CPU Memory Optimization
Introduction
On the CPU side, memory libraries ptmalloc or jemalloc can cause severe page faults while allocating large memory chunks common to DL applications. To solve this issue, DeepRec optimizes memory allocation to reduce the memory usage and minor page faults, and improve the running performance. When this optimization is enabled, DeepRec will collect memory allocation information (after the number of steps reaches the START_STATISTIC_STEP
threshold), and then generate an allocation plan based on the collected memory allocation information of each step. When generating the allocation plan, it will determine whether the previously generated memory allocation plan meets the current allocation requirements, and if it is considered a stable step. When the number of stable steps reaches the STABLE_STATISTIC_STEP
threshold or the total number of steps collected reaches the MAX_STATISTIC_STEP
threshold, DeepRec will stop collecting memory information.
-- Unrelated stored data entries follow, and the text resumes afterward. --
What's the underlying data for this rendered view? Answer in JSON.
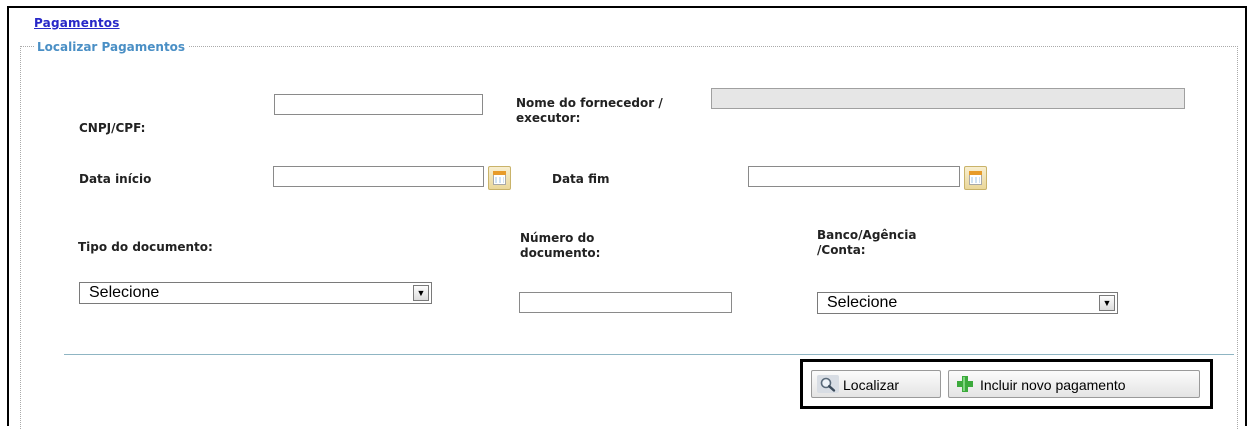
{
  "breadcrumb": "Pagamentos",
  "form": {
    "legend": "Localizar Pagamentos",
    "cnpj_label": "CNPJ/CPF:",
    "cnpj_value": "",
    "fornecedor_label": "Nome do fornecedor / executor:",
    "fornecedor_value": "",
    "data_inicio_label": "Data início",
    "data_inicio_value": "",
    "data_fim_label": "Data fim",
    "data_fim_value": "",
    "tipo_label": "Tipo do documento:",
    "tipo_selected": "Selecione",
    "numero_label": "Número do documento:",
    "numero_value": "",
    "banco_label": "Banco/Agência /Conta:",
    "banco_selected": "Selecione"
  },
  "actions": {
    "localizar_label": "Localizar",
    "incluir_label": "Incluir novo pagamento"
  },
  "icons": {
    "calendar": "calendar-icon",
    "search": "magnifier-icon",
    "add": "green-plus-icon",
    "dropdown": "chevron-down-icon"
  },
  "colors": {
    "link": "#2828c8",
    "legend": "#4a8fc5",
    "add_icon": "#3caa3c"
  }
}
Since memory allocation information needs to be collected for optimization, the performance gain can only be observed after a certain number of steps.
User API
On the CPU side, the current version of DeepRec supports the CPU memory optimization of stand-alone and distributed training/inference, which is enabled by default, and can be turned off using the export ENABLE_MEMORY_OPTIMIZATION=0
command.
There are several environment variables. START_STATISTIC_STEP
configures the step to start collecting memory information. STABLE_STATISTIC_STEP
configures how many stable steps the allocation policy ends. MAX_STATISTIC_STEP
configures the maximal steps to end the memory allocation policy. The default values are 100, 10, and 100, respectively. These values generally do not need to be changed, and the START_STATISTIC_STEP
can be increased when there are many initialization graphs, and the STABLE_STATISTIC_STEP
and MAX_STATISTIC_STEP
can be increased when the main computational graph is irregular or there are more running computational graphs.
Using jemalloc
The CPU side can adapts the memory optimization with the jemalloc library. After setting the MALLOC
environment variable, add the LD_PRELOAD
jemalloc dynamic library before the python command, for example:
export MALLOC_CONF="background_thread:true,metadata_thp:auto,dirty_decay_ms:20000,muzzy_decay_ms:20000"
LD_PRELOAD=./libjemalloc.so.2 python ...